Picnic is a 1996 Japanese film directed by Shunji Iwai. It was released in 1996, with shooting taking place in 1994. The film follows three patients of a mental asylum who misinterpret a passage from the Bible as a sign that the end of the world is imminent, and escape from the walls of the facility to find a place to picnic and watch the event.

The film stars Chara in the first of her two roles in Shunji Iwai's filmography, alongside Tadanobu Asano and Koichi Hashizume.

Plot
A young girl named Coco is dropped off at a mental asylum by her uninterested parents. The asylum is home to young teenagers, including Tsumuji, who killed his teacher and hallucinates him; and Satoru, a friend of Tsumuji's. The staff are blank-faced and abusive to Coco upon her arrival and attempt to take her favorite crow feather wrap, which she holds onto tightly. Coco later befriends Satoru and Tsumuji during an art therapy session.

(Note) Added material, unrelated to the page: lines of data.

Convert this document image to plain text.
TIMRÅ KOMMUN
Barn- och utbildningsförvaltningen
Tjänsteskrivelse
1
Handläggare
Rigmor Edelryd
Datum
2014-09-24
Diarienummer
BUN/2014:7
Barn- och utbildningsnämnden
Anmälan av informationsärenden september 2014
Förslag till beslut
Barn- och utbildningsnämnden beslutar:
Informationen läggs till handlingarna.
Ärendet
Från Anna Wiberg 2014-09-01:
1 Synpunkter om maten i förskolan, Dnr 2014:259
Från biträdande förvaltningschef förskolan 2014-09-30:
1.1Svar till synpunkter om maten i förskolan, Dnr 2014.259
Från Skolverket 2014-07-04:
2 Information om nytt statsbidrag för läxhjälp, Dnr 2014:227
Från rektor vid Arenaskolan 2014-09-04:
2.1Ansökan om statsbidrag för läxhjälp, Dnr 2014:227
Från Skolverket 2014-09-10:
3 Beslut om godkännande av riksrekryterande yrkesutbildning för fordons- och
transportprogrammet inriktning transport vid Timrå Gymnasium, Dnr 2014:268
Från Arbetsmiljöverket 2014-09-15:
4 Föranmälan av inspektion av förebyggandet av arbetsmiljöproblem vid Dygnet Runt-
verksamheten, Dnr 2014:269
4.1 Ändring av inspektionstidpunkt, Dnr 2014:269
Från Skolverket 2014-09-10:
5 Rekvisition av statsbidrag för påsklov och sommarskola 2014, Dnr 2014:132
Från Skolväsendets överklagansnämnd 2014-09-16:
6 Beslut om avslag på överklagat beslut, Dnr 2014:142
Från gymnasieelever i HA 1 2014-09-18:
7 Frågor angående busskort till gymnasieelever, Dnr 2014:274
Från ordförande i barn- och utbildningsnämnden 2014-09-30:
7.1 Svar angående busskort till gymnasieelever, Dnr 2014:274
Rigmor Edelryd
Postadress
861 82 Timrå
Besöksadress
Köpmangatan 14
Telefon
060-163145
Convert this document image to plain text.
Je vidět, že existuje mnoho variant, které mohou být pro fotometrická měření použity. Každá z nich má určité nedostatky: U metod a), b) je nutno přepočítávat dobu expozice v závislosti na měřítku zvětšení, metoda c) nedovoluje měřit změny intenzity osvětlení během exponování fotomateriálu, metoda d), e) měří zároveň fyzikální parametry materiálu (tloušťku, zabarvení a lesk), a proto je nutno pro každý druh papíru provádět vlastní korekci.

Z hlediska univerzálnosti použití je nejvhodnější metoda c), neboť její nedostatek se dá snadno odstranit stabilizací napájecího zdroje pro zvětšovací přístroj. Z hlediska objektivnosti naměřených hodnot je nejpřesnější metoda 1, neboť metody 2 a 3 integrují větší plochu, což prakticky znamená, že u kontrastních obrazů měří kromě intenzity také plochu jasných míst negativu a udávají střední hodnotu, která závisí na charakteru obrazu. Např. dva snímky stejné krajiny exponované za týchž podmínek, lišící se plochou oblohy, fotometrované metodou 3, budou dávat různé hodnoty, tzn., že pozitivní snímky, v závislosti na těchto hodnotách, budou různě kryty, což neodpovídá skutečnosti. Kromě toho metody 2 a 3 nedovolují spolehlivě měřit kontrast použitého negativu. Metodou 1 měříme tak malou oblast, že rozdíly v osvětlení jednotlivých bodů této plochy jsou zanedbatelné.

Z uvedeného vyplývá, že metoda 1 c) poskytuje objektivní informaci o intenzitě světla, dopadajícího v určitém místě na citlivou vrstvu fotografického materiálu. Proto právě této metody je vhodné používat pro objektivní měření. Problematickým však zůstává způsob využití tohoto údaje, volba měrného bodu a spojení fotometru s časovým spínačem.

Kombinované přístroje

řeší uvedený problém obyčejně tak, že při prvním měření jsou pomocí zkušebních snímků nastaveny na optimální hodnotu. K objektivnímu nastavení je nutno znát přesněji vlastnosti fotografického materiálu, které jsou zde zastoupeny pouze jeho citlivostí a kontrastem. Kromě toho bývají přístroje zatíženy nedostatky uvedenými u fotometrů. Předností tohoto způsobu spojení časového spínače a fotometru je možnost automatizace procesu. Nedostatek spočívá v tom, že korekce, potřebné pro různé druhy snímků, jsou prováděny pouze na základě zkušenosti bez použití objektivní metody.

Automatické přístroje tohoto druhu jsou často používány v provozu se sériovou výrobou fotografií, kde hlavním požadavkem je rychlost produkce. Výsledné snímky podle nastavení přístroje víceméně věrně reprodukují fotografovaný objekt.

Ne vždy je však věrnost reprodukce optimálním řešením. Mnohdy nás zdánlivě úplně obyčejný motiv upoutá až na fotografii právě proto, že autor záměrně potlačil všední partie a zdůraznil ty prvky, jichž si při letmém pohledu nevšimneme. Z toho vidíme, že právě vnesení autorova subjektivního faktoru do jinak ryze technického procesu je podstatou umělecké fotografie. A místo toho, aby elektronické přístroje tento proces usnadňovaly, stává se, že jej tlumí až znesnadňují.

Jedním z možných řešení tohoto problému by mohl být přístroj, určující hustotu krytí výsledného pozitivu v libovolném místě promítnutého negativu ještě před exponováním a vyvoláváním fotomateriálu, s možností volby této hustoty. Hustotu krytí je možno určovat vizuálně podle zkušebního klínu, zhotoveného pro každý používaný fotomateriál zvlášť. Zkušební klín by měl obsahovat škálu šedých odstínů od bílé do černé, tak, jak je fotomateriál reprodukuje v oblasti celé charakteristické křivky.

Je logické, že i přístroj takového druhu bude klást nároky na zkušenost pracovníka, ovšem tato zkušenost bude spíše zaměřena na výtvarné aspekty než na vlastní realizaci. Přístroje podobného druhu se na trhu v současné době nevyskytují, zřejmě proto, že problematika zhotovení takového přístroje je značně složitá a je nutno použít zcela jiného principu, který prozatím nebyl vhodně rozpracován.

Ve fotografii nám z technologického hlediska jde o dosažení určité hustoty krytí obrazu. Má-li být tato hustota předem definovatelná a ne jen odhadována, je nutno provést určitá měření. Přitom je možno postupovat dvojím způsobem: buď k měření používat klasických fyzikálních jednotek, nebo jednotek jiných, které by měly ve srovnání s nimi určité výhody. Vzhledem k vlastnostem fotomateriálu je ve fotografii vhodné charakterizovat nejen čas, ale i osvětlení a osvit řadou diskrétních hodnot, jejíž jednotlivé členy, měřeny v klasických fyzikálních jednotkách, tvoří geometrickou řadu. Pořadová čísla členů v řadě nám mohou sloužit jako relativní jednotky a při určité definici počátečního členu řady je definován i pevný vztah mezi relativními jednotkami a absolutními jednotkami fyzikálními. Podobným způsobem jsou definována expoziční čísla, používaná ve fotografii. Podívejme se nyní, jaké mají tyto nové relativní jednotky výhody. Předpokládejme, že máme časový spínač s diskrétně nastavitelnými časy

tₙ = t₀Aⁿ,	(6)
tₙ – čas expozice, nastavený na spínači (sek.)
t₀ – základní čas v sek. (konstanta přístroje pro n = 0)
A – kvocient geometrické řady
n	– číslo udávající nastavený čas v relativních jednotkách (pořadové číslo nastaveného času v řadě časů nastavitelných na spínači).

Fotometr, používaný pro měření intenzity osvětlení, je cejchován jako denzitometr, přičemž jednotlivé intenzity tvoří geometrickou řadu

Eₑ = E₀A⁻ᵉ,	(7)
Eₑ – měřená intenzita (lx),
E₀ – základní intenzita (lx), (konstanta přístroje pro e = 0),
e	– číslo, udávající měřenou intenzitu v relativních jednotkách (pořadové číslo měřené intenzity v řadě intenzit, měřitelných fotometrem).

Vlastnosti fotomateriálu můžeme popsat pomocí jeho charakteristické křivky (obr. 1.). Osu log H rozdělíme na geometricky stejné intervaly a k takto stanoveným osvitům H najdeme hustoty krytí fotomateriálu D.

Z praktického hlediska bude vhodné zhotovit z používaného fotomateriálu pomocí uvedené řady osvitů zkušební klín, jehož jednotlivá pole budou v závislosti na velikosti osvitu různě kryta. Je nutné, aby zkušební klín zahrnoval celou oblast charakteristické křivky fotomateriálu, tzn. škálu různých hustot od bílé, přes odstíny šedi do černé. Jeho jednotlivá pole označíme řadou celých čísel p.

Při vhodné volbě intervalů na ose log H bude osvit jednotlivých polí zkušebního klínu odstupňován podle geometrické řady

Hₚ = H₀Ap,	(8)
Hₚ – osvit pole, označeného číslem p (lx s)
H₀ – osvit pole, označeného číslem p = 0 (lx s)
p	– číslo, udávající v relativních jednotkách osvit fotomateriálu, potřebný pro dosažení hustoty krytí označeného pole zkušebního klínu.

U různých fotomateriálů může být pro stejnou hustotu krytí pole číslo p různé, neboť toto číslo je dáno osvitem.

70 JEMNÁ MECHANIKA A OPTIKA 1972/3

One morning, after stealing black paint from the art supply storeroom to paint her white asylum uniform black, Coco meets Satoru and Tsumuji as they scale the asylum walls and stare out beyond onto the road. They explain that they are exploring, and that they won't get in trouble if they don't go beyond the wall. Coco follows them along the wall of the block, observing the sights outside. She then runs beyond the block on her own and stops near a church to watch a hymn recital; Tsumuji follows her behind. A priest comes out of the church and has a conversation with them about the nature of God. Tsumuji tells the priest that he is unconvinced of God's existence due to his prayers for the end of the world going unanswered, and Coco defines her birth as the beginning of the world and her death as the end of the world, saying that her parents are her God. The two end up arguing, but the priest stops the fight and hands them a Bible, telling them that they should read it.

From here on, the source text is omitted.